Synthesis, Electrochemistry, and Single-Molecule Conductance of Bimetallic 2,3,5,6-Tetra(pyridine-2-yl)pyrazine-Based Complexes.

Abstract

The ligands 4'-(4-(methylthio)phenyl)-2,2':6',2″-terpyridine (L(1)), 4'-((4-(methylthio)phenyl)ethynyl)- 2,2':6',2″-terpyridine (L(2)), and bis(tridentate) bridging ligand 2,3,5,6-tetra(pyridine-2-yl)pyrazine (tpp) were used to prepare the complexes [Ru(L(1))2][PF6]2 ([1][PF6]2, [Ru(L(2))2][PF6]2 ([2][PF6]2), [{(L(1))Ru}(μ-tpp){Ru(L(1))}][PF6]4 ([3][PF6]4), and [{(L(2))Ru}(μ-tpp){Ru(L(2))}][PF6]4 ([4][PF6]4). Crystallographically determined structures give S···S distances of up to 32.0 Å in [4](4+). On the basis of electrochemical estimates, the highest occupied molecular orbitals of these complexes fall between -5.55 and -5.85 eV, close to the work function of clean gold (5.1-5.3 eV).
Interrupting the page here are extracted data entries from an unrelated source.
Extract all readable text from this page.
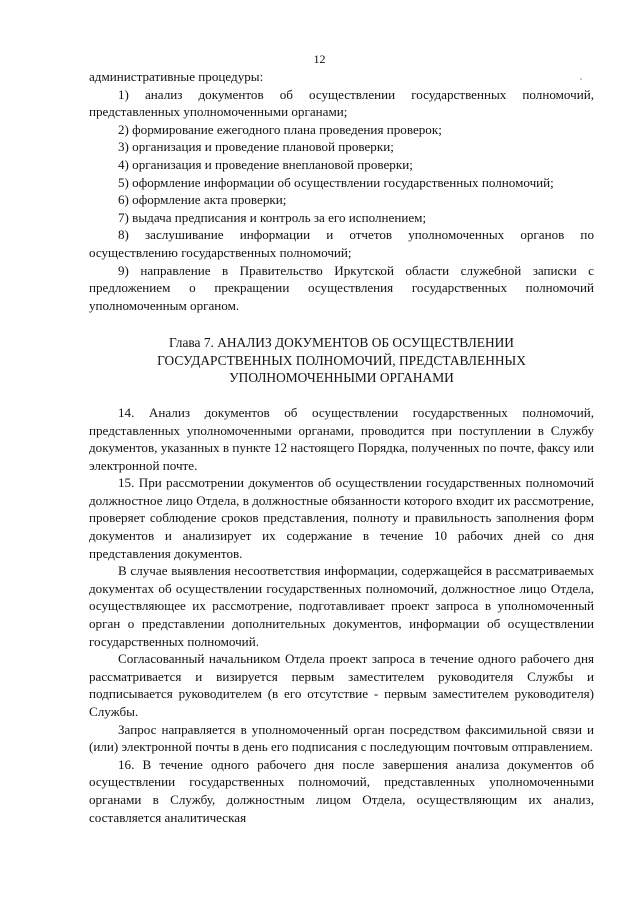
12

административные процедуры:

1) анализ документов об осуществлении государственных полномочий, представленных уполномоченными органами;

2) формирование ежегодного плана проведения проверок;

3) организация и проведение плановой проверки;

4) организация и проведение внеплановой проверки;

5) оформление информации об осуществлении государственных полномочий;

6) оформление акта проверки;

7) выдача предписания и контроль за его исполнением;

8) заслушивание информации и отчетов уполномоченных органов по осуществлению государственных полномочий;

9) направление в Правительство Иркутской области служебной записки с предложением о прекращении осуществления государственных полномочий уполномоченным органом.

Глава 7. АНАЛИЗ ДОКУМЕНТОВ ОБ ОСУЩЕСТВЛЕНИИ

ГОСУДАРСТВЕННЫХ ПОЛНОМОЧИЙ, ПРЕДСТАВЛЕННЫХ

УПОЛНОМОЧЕННЫМИ ОРГАНАМИ

14. Анализ документов об осуществлении государственных полномочий, представленных уполномоченными органами, проводится при поступлении в Службу документов, указанных в пункте 12 настоящего Порядка, полученных по почте, факсу или электронной почте.

15. При рассмотрении документов об осуществлении государственных полномочий должностное лицо Отдела, в должностные обязанности которого входит их рассмотрение, проверяет соблюдение сроков представления, полноту и правильность заполнения форм документов и анализирует их содержание в течение 10 рабочих дней со дня представления документов.

В случае выявления несоответствия информации, содержащейся в рассматриваемых документах об осуществлении государственных полномочий, должностное лицо Отдела, осуществляющее их рассмотрение, подготавливает проект запроса в уполномоченный орган о представлении дополнительных документов, информации об осуществлении государственных полномочий.

Согласованный начальником Отдела проект запроса в течение одного рабочего дня рассматривается и визируется первым заместителем руководителя Службы и подписывается руководителем (в его отсутствие - первым заместителем руководителя) Службы.

Запрос направляется в уполномоченный орган посредством факсимильной связи и (или) электронной почты в день его подписания с последующим почтовым отправлением.

16. В течение одного рабочего дня после завершения анализа документов об осуществлении государственных полномочий, представленных уполномоченными органами в Службу, должностным лицом Отдела, осуществляющим их анализ, составляется аналитическая
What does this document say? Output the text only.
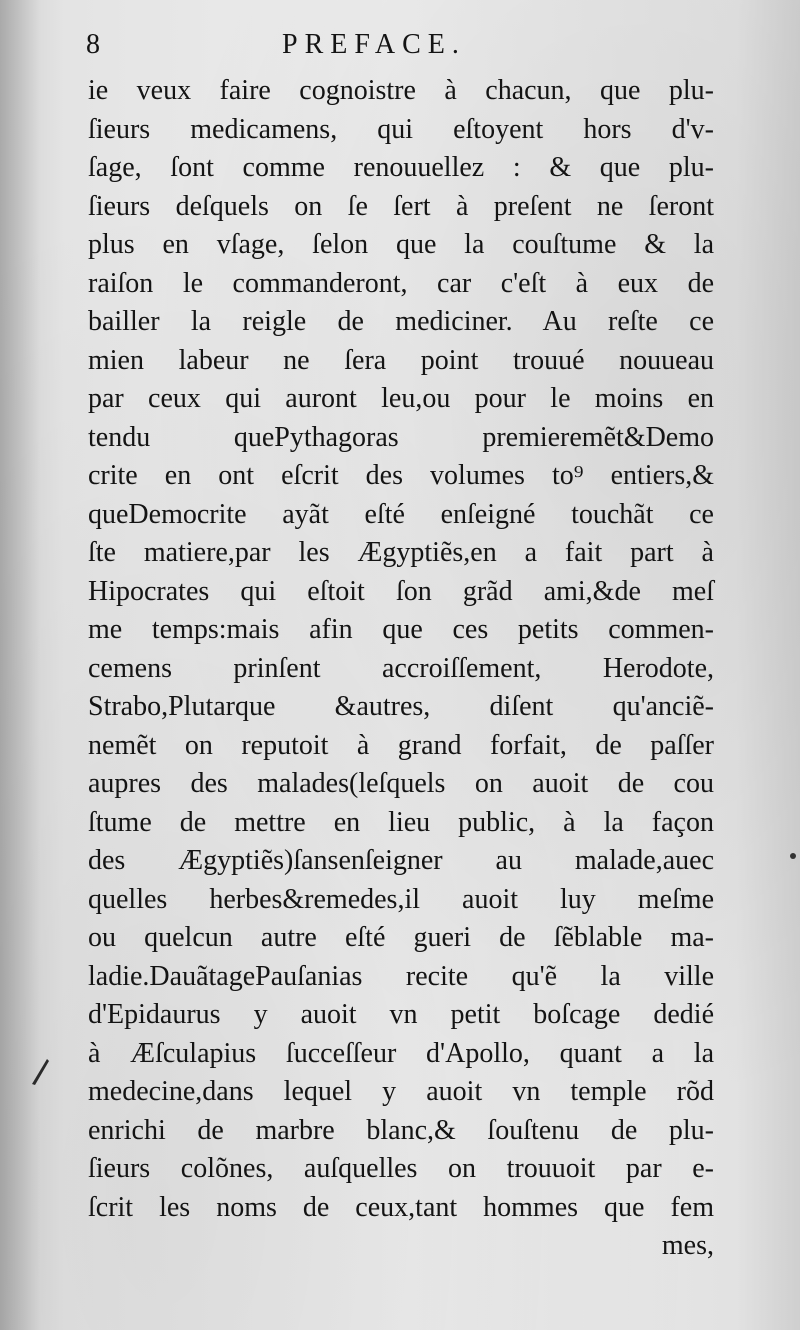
8	PREFACE.
ie veux faire cognoistre à chacun, que plu-
ſieurs medicamens, qui eſtoyent hors d'v-
ſage, ſont comme renouuellez : & que plu-
ſieurs deſquels on ſe ſert à preſent ne ſeront
plus en vſage, ſelon que la couſtume & la
raiſon le commanderont, car c'eſt à eux de
bailler la reigle de mediciner. Au reſte ce
mien labeur ne ſera point trouué nouueau
par ceux qui auront leu,ou pour le moins en
tendu quePythagoras premieremẽt&Demo
crite en ont eſcrit des volumes to⁹ entiers,&
queDemocrite ayãt eſté enſeigné touchãt ce
ſte matiere,par les Ægyptiẽs,en a fait part à
Hipocrates qui eſtoit ſon grãd ami,&de meſ
me temps:mais afin que ces petits commen-
cemens prinſent accroiſſement, Herodote,
Strabo,Plutarque &autres, diſent qu'anciẽ-
nemẽt on reputoit à grand forfait, de paſſer
aupres des malades(leſquels on auoit de cou
ſtume de mettre en lieu public, à la façon
des Ægyptiẽs)ſansenſeigner au malade,auec
quelles herbes&remedes,il auoit luy meſme
ou quelcun autre eſté gueri de ſẽblable ma-
ladie.DauãtagePauſanias recite qu'ẽ la ville
d'Epidaurus y auoit vn petit boſcage dedié
à Æſculapius ſucceſſeur d'Apollo, quant a la
medecine,dans lequel y auoit vn temple rõd
enrichi de marbre blanc,& ſouſtenu de plu-
ſieurs colõnes, auſquelles on trouuoit par e-
ſcrit les noms de ceux,tant hommes que fem
mes,
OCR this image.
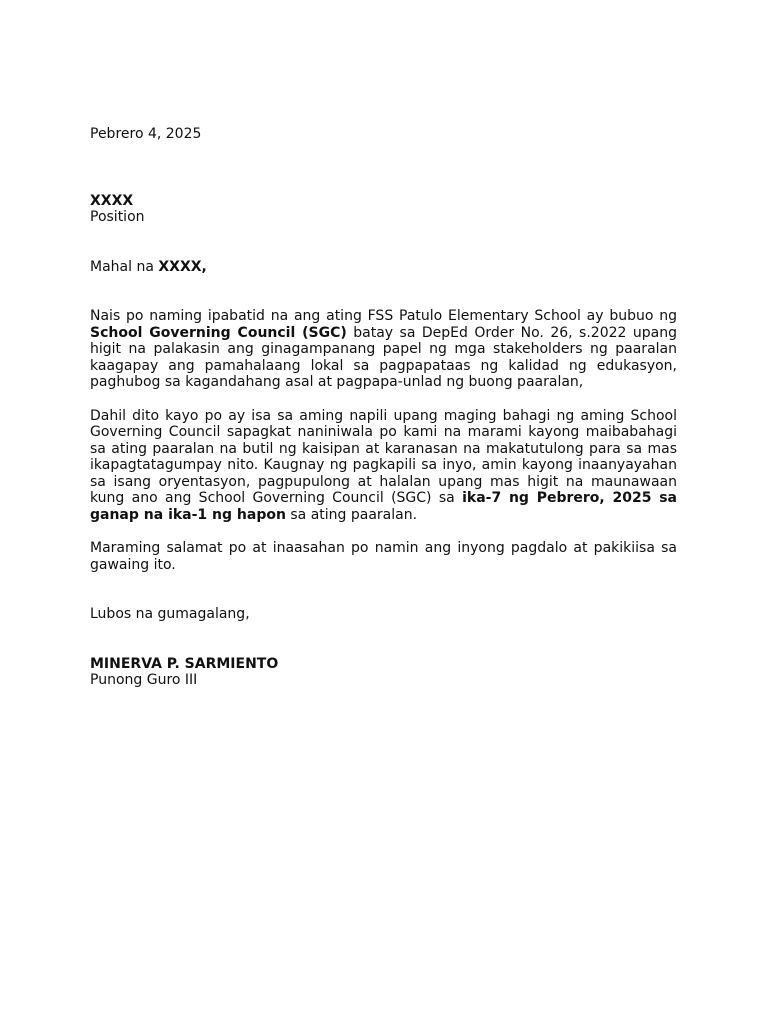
Pebrero 4, 2025

XXXX

Position

Mahal na XXXX,

Nais po naming ipabatid na ang ating FSS Patulo Elementary School ay bubuo ng School Governing Council (SGC) batay sa DepEd Order No. 26, s.2022 upang higit na palakasin ang ginagampanang papel ng mga stakeholders ng paaralan kaagapay ang pamahalaang lokal sa pagpapataas ng kalidad ng edukasyon, paghubog sa kagandahang asal at pagpapa-unlad ng buong paaralan,

Dahil dito kayo po ay isa sa aming napili upang maging bahagi ng aming School Governing Council sapagkat naniniwala po kami na marami kayong maibabahagi sa ating paaralan na butil ng kaisipan at karanasan na makatutulong para sa mas ikapagtatagumpay nito. Kaugnay ng pagkapili sa inyo, amin kayong inaanyayahan sa isang oryentasyon, pagpupulong at halalan upang mas higit na maunawaan kung ano ang School Governing Council (SGC) sa ika-7 ng Pebrero, 2025 sa ganap na ika-1 ng hapon sa ating paaralan.

Maraming salamat po at inaasahan po namin ang inyong pagdalo at pakikiisa sa gawaing ito.

Lubos na gumagalang,

MINERVA P. SARMIENTO

Punong Guro III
The decay of conductance with molecular length across this series of molecules is approximately exponential, giving rise to a decay constant (pseudo β-value) of 1.5 nm(-1), falling between decay factors for oligoynes and oligophenylenes. The results are consistent with a tunnelling mechanism for the single-molecule conductance behavior.